GEORGE TOWN: The RM12.9mil Esplanade upgrade, which took six years to complete, is set to wow locals and foreigners alike with its sweeping vista of the Penang seafront.
Stretching 460m from the Medan Renong food court to the Royal Malaysian Naval Base, wider walkways now welcome more visitors while its terraced seawall near the Cenotaph Memorial allows people to get closer to the sea overlooking the northern coast.
Two stairways allow direct access to the large boulders of the sloping revetment that are exposed during low tide.
Project architect Teng Pe Yang said various factors were taken into consideration, with the design and construction materials meant to complement the significance of George Town as a World Unesco Heritage Site.
“Most of the granite used for the revetment was quarried locally, including from Melaka.
“However, the granite for the gravity wall stretch was sourced from China, while the handrail fittings, made of cast iron, are from the United Kingdom.
“The handrail fittings are based on the Kee Klamp handrail system developed in the 1930s in England.
“They retain design traces of the historical cast iron handrail fittings that were prevalent here at the Esplanade and throughout George Town during the colonial period,” he said during the project’s official opening yesterday.
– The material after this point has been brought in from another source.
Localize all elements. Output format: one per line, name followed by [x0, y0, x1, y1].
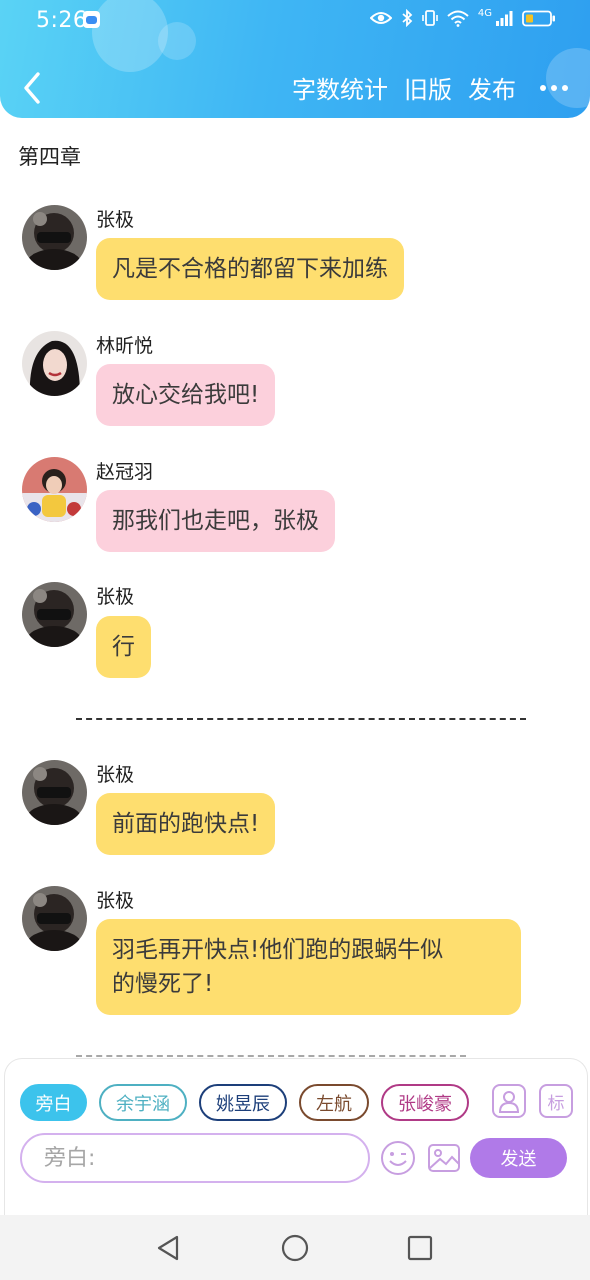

Teng said other features in the design, such as incorporating a trench which would take in water from outside the seawall during high tide, allows for a taller and larger extent of the original seawall to be seen and appreciated.
To commemorate some historical elements of the original Esplanade, Teng, who is a landscape architect, said eight “memory tiles” containing excerpts of letters and reports written by colonial officers about 200 years ago, including Sir Stamford Raffles, would be placed in holes on the curbs.
They can be found at the terraced section dubbed the Esplanade Sea Wall Heritage Trail.
Chief Minister Chow Kon Yeow said the project would provide better public facilities to the people while providing improved protection against erosion caused by strong waves.
He said the project was supported by the George Town Conservation and Development Corporation, a partnership between Penang and Think City.
“It is one of 14 projects under the RM140mil North Seafront Masterplan that starts from Dewan Sri Pinang to Fort Cornwallis and the entrance to Swettenham Pier.
“So far, 10 of the projects have been completed,” he said.
During the years of construction on this project, a total of five cannons and short range mortars dating back to the late 18th and early 19th centuries were discovered.
Chow said while the initial plan was to restore the cannons and place them in Fort Cornwallis nearby, there were proposals to place one of them at the Esplanade.
Fort Cornwallis, a bastion fort located in the heart of the city and built by the British East India Company in the late 18th century, is Malaysia’s largest standing fort.
Penang Island City Council mayor Datuk Yew Tung Seang said the new seawall at Esplanade funded by the council was not just an upgrade, but also protection against the open sea.
“The project will help establish protective measures and the monitoring of possible damage to the historical buildings in the vicinity such as the Royal Malaysian Navy building, City Hall and the Cenotaph.
“It features a network of subterranean drainage systems that will help channel water from inland out to sea,” he said.
Construction of a linear garden next to the Esplanade costing RM1.4mil is set to start in July.